Fees for Underwriting FDIC debt at Mexico risk premiums?!?

See the Bloomberg.com article "Bailed-Out Banks Charge Highest Fees in FDIC Sales".
Briefly, since Lehman Brothers went bankrupt, yields (interest rates) on corporate bonds have skyrocketed and still continue to be high. So the FDIC guaranteed corporate bonds (excerpts):

The FDIC’s decision to back corporate bonds was based on the need to ensure investors that the “full faith and credit of the United States” was behind the debt, John Dugan, head of the Comptroller of the Currency, said at the time. In the two months following the September bankruptcy of Lehman Brothers Holdings Inc., credit markets froze and yields over benchmark rates on bank debt almost doubled to a record 725 basis points on Oct. 10, triple the average spread on the riskiest bonds in June 2007.

Bank debt spreads have since narrowed to 649 basis points still more than double the 270 basis points a year ago, according to Merrill Lynch & Co.’s U.S. Corporates, Banks index.
So the RISK was lowered but is not "perceived" so?!?:

The fees may be justified because investors see risk in holding bank debt even with government guarantees, said Walter Mix, a former commissioner of the California Department of Financial Institutions. The FDIC has closed 38 banks since the beginning of last year and real estate markets continue to deteriorate, Mix said, making it difficult to sell the bonds.

“It’s a perceived risk-premium because of all the uncertainty that’s surrounding this situation,” said Mix...
The underwriting FEES charged, you ask:
Citigroup and JPMorgan Chase & Co. [charged] 30 basis points, or $6 million, in December to sell FDIC-backed notes due in three-and- a-half years. A month later, JPMorgan and two other banks charged Freddie Mac 7.5 basis points for a similar offering.
OK - that's the RUB - These two government Bailed-Out Banks charged 3 times the amount for underwriting fees of the FDIC debt than they charged for Freddie Mac (the government's mortgage dealer basically)!!??! 

BUT not ALL underwriters are doing so as we see from the article:

GE Capital, the second-biggest issuer of FDIC-backed notes and the financing arm of Fairfield, Connecticut-based General Electric Co., paid underwriters the lowest rates to sell FDIC- backed debt, ranging from 4.5 basis points for 1.5-year notes to 17.5 basis points on $5.5 billion of 3.4-year securities, Bloomberg data show. The rates are about the same as investment banks charged AAA rated GE Capital to sell debt with a similar maturity before the FDIC guarantee.

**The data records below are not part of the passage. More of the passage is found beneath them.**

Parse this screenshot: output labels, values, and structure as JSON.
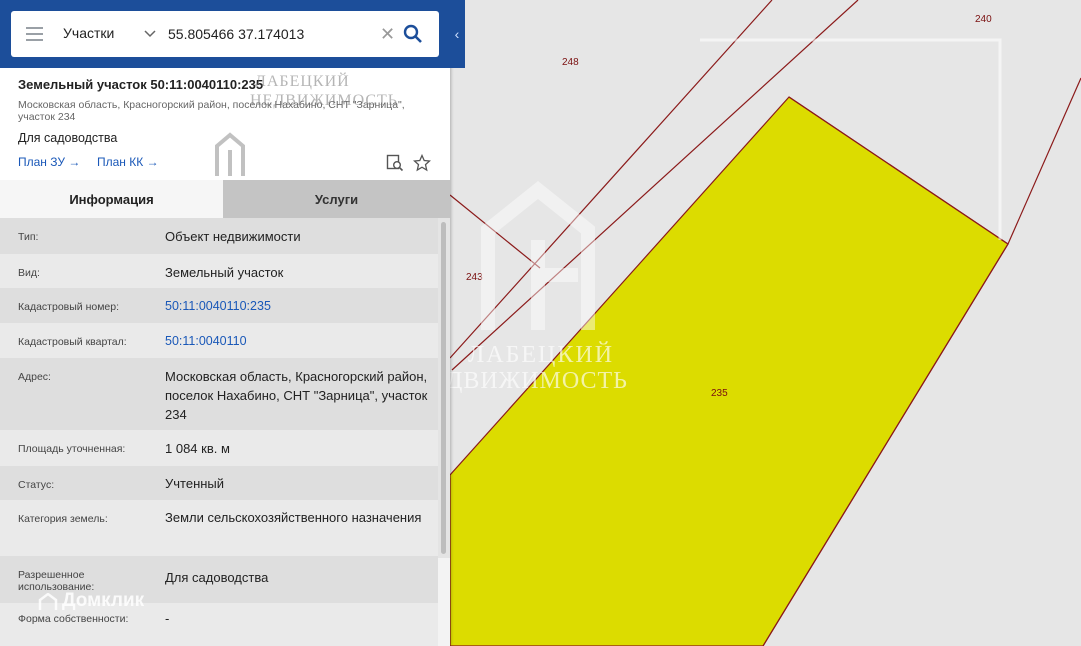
{
  "search": {
    "layer": "Участки",
    "query": "55.805466 37.174013",
    "clear_glyph": "✕"
  },
  "collapse_glyph": "‹",
  "parcel": {
    "title": "Земельный участок 50:11:0040110:235",
    "address_sub": "Московская область, Красногорский район, поселок Нахабино, СНТ \"Зарница\", участок 234",
    "purpose": "Для садоводства",
    "links": {
      "plan_zu": "План ЗУ →",
      "plan_kk": "План КК →"
    }
  },
  "tabs": {
    "info": "Информация",
    "services": "Услуги"
  },
  "rows": [
    {
      "label": "Тип:",
      "value": "Объект недвижимости"
    },
    {
      "label": "Вид:",
      "value": "Земельный участок"
    },
    {
      "label": "Кадастровый номер:",
      "value": "50:11:0040110:235"
    },
    {
      "label": "Кадастровый квартал:",
      "value": "50:11:0040110"
    },
    {
      "label": "Адрес:",
      "value": "Московская область, Красногорский район, поселок Нахабино, СНТ \"Зарница\", участок 234"
    },
    {
      "label": "Площадь уточненная:",
      "value": "1 084 кв. м"
    },
    {
      "label": "Статус:",
      "value": "Учтенный"
    },
    {
      "label": "Категория земель:",
      "value": "Земли сельскохозяйственного назначения"
    },
    {
      "label": "Разрешенное использование:",
      "value": "Для садоводства"
    },
    {
      "label": "Форма собственности:",
      "value": "-"
    }
  ],
  "map": {
    "labels": {
      "p248": "248",
      "p240": "240",
      "p243": "243",
      "p235": "235"
    },
    "colors": {
      "selected_fill": "#dcdc00",
      "boundary": "#8b1a1a",
      "background": "#e6e6e6"
    }
  },
  "watermark": {
    "line1": "ЛАБЕЦКИЙ",
    "line2": "НЕДВИЖИМОСТЬ",
    "brand": "Домклик"
  },
  "icons": {
    "menu": "menu-icon",
    "chevron": "chevron-down-icon",
    "clear": "close-icon",
    "search": "search-icon",
    "collapse": "chevron-left-icon",
    "doc_search": "document-search-icon",
    "favorite": "star-icon"
  }
}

And so WHY did we Bail-out Citigroup and Bank of America (who also charged high fees - see the article)?  Why don't we just let them fail now!  Let's NOT throw good money after bad, eh?  We tried to help and they took the money and thumbed their noses, so when they come back for more (if they do, which *I* believe they will) JUST SAY NO!  JPMorgan Chase and Wells Fargo didn't want the money but were forced to take it, I know, so let the ones who can survive do so, eh?